The executor, being a trustee, has a very weighty responsibility, which he will have to account for on the day of Qiyaamah. It is his duty to ensure that all the heirs receive their shar‘ee right as speedily as possible. To delay the winding up of the estate is wrong and sinful – unless due to circumstances beyond one’s control. In fact, upon the demise of a person, the executors (and if there is no executor then some senior family person) should gather all the heirs as soon as possible – even the next morning. He should fully explain all the details of what the estate comprises of, how it is going to be wound up, the options the heirs can consider, etc. Just as salaah or fasting will not be delayed for a few days because one is grieving, likewise the command of Allah Ta‘ala with regard to distributing the inheritance and discharging this weighty amaanah should not be delayed. It is not unethical to discuss estate matters “so soon” after someone has passed away. The reality is that it is totally unethical — and sinful— to unnecessarily delay the winding up process. While the actual distribution in larger estates can happen as soon as is practically possible, which may require the assistance of experienced ‘Ulama and others, the process of discussion and consultation should commence without delay. If all the heirs mutually agree to keep the estate in a partnership, a clear partnership agreement should be drawn up and all the parties should be given a signed copy for their records. In such a mutual agreement the heirs are not obliged to keep the executors as managers as the partnership.
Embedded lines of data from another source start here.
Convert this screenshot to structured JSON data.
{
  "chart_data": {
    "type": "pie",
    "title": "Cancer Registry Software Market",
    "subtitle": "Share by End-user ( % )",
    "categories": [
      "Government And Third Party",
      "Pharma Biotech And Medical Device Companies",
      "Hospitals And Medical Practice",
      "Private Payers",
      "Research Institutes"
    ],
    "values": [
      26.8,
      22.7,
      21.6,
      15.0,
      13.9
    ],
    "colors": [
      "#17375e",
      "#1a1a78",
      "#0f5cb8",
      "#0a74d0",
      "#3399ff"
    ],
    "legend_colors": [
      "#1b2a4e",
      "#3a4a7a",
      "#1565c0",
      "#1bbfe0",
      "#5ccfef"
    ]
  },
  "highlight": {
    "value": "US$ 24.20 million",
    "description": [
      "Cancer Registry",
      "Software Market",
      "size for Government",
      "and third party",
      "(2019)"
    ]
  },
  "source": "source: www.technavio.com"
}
They may mutually appoint whoever they wish.


Throughout the winding up process there should be complete transparency in all matters. Though the executors may have no ill intent, a lack of transparency gives rise to suspicions, which lead to unnecessary quarrels and disputes. This often results in the terrible calamity of broken family relationships. Losing billions is not as disastrous to one’s Deen and dunya as the breaking of family ties is. Therefore, every effort should be made to manage the process in such a manner that while all parties receive their full shar‘ee right, the family bonds are also strengthened in the process. Such an outcome is only possible if everyone’s concern is to do that which Deen requires of one and to earn the pleasure of Allah Ta‘ala.

May Allah Ta‘ala guide us to always act in accordance to the Quraan Majeed and noble sunnah and make the attainment of His pleasure our main concern in every aspect of life, aameen.